The actual fact of the Times’ interest in a show like Feud (the brainchild of Ryan Murphy, the present king of TV melodrama, who prefers the word baroque over camp to explain his work) points to a different element of camp in these series’ appeal: a unique mix of high-low culture. Contrast the chatter surrounding these shows with the reception of the long-running soap operas concerning the wealthy that were synonymous with the ’80s and ’90s, from Dynasty to The Young and the Restless to The Bold and the Beautiful. Those soaps were typically viewed as trash popular television, but this current slate of shows, while equally lavish, entertaining, and catty, are framed as prestige productions with big stars and larger budgets. They take viewers into a high-culture world of exclusive balls, pricey art auctions, and martini luncheons, but through the historically low-culture medium of television. The stakes—box seats on the opera, beach club membership—are deadly serious for the characters, at the same time as they’re remarkably silly for us viewers. To cite Sontag, these shows are “serious about the frivolous, frivolous about the serious.”

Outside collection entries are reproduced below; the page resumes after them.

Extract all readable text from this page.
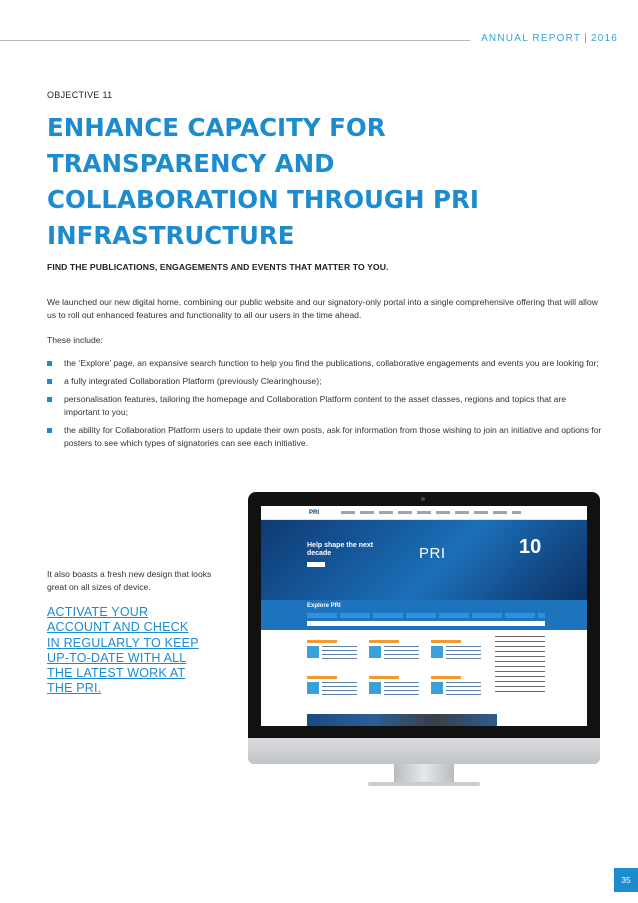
ANNUAL REPORT | 2016
OBJECTIVE 11
ENHANCE CAPACITY FOR
TRANSPARENCY AND
COLLABORATION THROUGH PRI
INFRASTRUCTURE
FIND THE PUBLICATIONS, ENGAGEMENTS AND EVENTS THAT MATTER TO YOU.

We launched our new digital home, combining our public website and our signatory-only portal into a single comprehensive offering that will allow us to roll out enhanced features and functionality to all our users in the time ahead.

These include:

the ‘Explore’ page, an expansive search function to help you find the publications, collaborative engagements and events you are looking for;
a fully integrated Collaboration Platform (previously Clearinghouse);
personalisation features, tailoring the homepage and Collaboration Platform content to the asset classes, regions and topics that are important to you;
the ability for Collaboration Platform users to update their own posts, ask for information from those wishing to join an initiative and options for posters to see which types of signatories can see each initiative.

It also boasts a fresh new design that looks great on all sizes of device.

ACTIVATE YOUR
ACCOUNT AND CHECK
IN REGULARLY TO KEEP
UP-TO-DATE WITH ALL
THE LATEST WORK AT
THE PRI.
PRI
Help shape the next
decade	PRI	10
Explore PRI
35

However, there are different planes to camp. Sontag distinguished between “pure” or “naive” camp and “deliberate” camp, observing, “The pure examples of Camp are unintentional; they are dead serious.” Feud and Palm Royale fall more inside the “deliberate” category, possessing some measure of fun and self-awareness (even when Murphy’s series does wallow in Capote’s addiction problems somewhat movingly, thanks mainly to a sensible, preening performance by Tom Hollander). The Gilded Age, in contrast, must fall under peak camp by virtue of taking itself seriously. Although HBO’s period drama imagined itself to be sumptuous, necessary television, it failed spectacularly, particularly in its bloated, boring first season. But it was that failure—“the sensibility of failed seriousness,” per Sontag, in a production that had the “proper mixture of the exaggerated, the fantastic, the passionate, and the naive”—that also made it so splendidly camp. In short, the right series for a large swath of cynical viewers who happily called it “the worst show on television,” while still tuning in every week, hooked on hating it as much as they loved it.
There are loads of other TV shows concerning the world of the rich and people attempting to infiltrate it, but they don’t quite rest on the “innocence” that Sontag ascribed to camp. Netflix’s Ripley—the upcoming black-and-white adaptation of The Talented Mr. Ripley, starring Andrew Scott—is too dogged and dour; HBO’s Succession, while at times sardonic, had a jagged fringe of seriousness; The White Lotus, although funny, was too consciously satirical to be camp. (I’d argue, nonetheless, that Jennifer Coolidge’s award-winning turn as Tanya in each the primary and second seasons was camp at its finest.)
There’s an ineffability to campiness, a special quality that you recognize if you see it. The best camp, similar to the grasshopper cocktail that Wiig’s character sips throughout Palm Royale, may seem to be a ridiculous order, nevertheless it goes down easy with just the appropriate balance of alcohol and sugar. Just chill, calm down, and let the booze settle in.